How persistent homology works. To get an intuitive idea of the procedure, imagine surrounding each point with a solid ball of radius $r$ centered at that point, and tracking how the union of all those solid balls changes shape as $r$ increases. The mathematical way of characterizing a shape starts by listing its Betti numbers. The zero-th Betti number $beta_0$ counts the number of disjoint pieces. The first, $beta_1$, counts the number of distinct holes in the shape. (Similarly, $beta_k$ counts the number of its $k$-dimensional “holes.” A 2-dimensional hole, for instance, would be the hollow interior of a sphere.) Typically, as $r$ increases, disjoint pieces will agglomerate into larger units; at the same time, holes may form (“be born”) and may “die” when their centers get filled in, with analogous phenomena in higher dimensions.

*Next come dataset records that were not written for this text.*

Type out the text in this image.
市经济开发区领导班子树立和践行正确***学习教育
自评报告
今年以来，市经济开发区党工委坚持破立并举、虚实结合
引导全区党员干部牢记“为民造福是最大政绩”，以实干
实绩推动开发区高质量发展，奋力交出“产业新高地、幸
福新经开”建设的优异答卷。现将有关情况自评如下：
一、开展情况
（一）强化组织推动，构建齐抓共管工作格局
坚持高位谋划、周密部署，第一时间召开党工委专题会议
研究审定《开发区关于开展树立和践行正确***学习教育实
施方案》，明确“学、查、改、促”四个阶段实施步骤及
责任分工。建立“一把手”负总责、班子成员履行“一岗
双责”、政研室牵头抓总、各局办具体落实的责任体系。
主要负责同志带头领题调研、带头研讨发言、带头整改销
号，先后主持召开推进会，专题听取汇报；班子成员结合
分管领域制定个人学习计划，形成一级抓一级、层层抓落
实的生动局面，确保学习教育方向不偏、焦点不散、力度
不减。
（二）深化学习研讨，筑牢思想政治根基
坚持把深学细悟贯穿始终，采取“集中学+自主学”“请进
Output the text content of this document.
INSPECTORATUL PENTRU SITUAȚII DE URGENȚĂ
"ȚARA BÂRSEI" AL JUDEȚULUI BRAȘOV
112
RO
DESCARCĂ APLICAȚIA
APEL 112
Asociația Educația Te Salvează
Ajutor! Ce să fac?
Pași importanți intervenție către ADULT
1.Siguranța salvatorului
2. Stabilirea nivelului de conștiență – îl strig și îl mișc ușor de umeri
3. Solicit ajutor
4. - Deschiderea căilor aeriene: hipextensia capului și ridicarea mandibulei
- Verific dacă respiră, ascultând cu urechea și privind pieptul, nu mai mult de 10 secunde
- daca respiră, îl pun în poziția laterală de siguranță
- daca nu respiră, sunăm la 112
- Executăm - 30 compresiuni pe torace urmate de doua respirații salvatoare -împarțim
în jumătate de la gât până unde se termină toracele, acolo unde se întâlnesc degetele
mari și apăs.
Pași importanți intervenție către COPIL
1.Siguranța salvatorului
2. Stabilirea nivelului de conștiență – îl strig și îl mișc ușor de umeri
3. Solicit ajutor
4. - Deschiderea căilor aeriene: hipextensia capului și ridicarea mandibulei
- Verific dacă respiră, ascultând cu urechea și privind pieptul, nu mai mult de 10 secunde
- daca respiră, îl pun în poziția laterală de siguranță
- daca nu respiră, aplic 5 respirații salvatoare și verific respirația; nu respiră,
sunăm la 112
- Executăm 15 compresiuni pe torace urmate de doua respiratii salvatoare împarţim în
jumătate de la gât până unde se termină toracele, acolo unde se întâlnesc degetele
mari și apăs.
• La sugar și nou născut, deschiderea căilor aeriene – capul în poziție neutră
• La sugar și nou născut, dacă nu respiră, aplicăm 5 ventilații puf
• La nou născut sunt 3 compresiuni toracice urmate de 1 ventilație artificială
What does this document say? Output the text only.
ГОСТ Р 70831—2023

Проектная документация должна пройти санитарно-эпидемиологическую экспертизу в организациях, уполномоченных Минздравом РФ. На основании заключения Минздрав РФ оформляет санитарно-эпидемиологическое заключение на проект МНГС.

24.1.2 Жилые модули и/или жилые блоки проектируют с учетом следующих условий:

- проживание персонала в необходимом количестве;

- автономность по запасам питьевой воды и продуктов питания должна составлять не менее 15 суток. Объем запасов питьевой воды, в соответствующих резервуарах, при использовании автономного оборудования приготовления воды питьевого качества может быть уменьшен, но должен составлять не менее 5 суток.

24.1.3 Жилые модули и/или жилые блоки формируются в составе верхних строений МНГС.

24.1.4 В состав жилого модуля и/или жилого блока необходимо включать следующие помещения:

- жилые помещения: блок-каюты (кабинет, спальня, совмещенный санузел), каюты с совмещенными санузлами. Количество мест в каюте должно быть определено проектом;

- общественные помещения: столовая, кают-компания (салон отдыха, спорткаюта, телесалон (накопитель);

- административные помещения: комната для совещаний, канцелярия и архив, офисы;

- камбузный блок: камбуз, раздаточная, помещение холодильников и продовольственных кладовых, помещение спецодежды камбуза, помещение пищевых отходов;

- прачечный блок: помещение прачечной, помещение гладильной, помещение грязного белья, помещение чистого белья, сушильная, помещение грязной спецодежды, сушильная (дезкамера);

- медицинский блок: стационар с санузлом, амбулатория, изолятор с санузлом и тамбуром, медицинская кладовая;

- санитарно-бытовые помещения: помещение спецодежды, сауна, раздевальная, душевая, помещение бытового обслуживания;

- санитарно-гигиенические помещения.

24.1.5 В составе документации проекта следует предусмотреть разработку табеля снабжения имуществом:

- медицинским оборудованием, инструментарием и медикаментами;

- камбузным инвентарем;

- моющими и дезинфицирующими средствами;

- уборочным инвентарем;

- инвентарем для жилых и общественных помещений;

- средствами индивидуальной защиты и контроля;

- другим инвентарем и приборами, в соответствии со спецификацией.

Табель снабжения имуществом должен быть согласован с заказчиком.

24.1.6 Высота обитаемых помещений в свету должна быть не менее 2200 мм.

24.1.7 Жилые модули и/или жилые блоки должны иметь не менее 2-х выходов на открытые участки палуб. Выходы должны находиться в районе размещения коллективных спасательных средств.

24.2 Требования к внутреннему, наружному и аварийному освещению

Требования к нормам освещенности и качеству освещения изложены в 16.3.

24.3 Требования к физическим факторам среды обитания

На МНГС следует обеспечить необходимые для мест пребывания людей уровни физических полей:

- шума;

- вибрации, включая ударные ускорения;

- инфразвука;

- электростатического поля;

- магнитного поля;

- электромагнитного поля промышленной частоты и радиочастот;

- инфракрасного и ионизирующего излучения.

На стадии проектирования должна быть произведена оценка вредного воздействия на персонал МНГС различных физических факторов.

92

A collection of points, each surrounded by a circle. The circles get larger and larger as you move to the right.
How persistent homology works. As the radius $r$ increases, a hole is born at $r=r_a$ and dies (is filled in) at $r_b$. Another hole is born at $r_c$ and dies at $r_d$. Meanwhile at $r=r_d$ the eleven initially disjoint pieces have merged into one. Image by Tony Phillips.

One characteristic of the persistent homology of a space is the set of its barcodes. There is one for each dimension; it is a display of the [birth, death] intervals for each of the holes (see for example Figure 4 in this article). Finally, the Wasserstein distance between two distributions of points is computed, very roughly speaking, in terms of the differences between the ends of corresponding intervals in the barcodes of their persistent homology.

The goal of this work is to see if topological criteria like the Wasserstein distance could help pin down the value of the cosmological constant $sigma_8$. By testing them on models generated with different values of $sigma_8$, the authors can determine which criteria are the most sensitive, and could be most usefully applied to actual observational data. In their conclusions, the authors report that the Wasserstein distance gives the best $sigma_8$ discrimination when used with images of the universe at earlier epochs, and that the distance calculated using dimension-0 barcodes shows more sensitivity to changes in $sigma_8$ than calculations with higher-dimensional ones.

On a more terrestrial note, Franco Vazza started this collaboration with Maksim Tsizh just after the start of the current war in Ukraine. He remains active in encouraging Ukrainian astrophysicists to work with him and his department at the University of Bologna.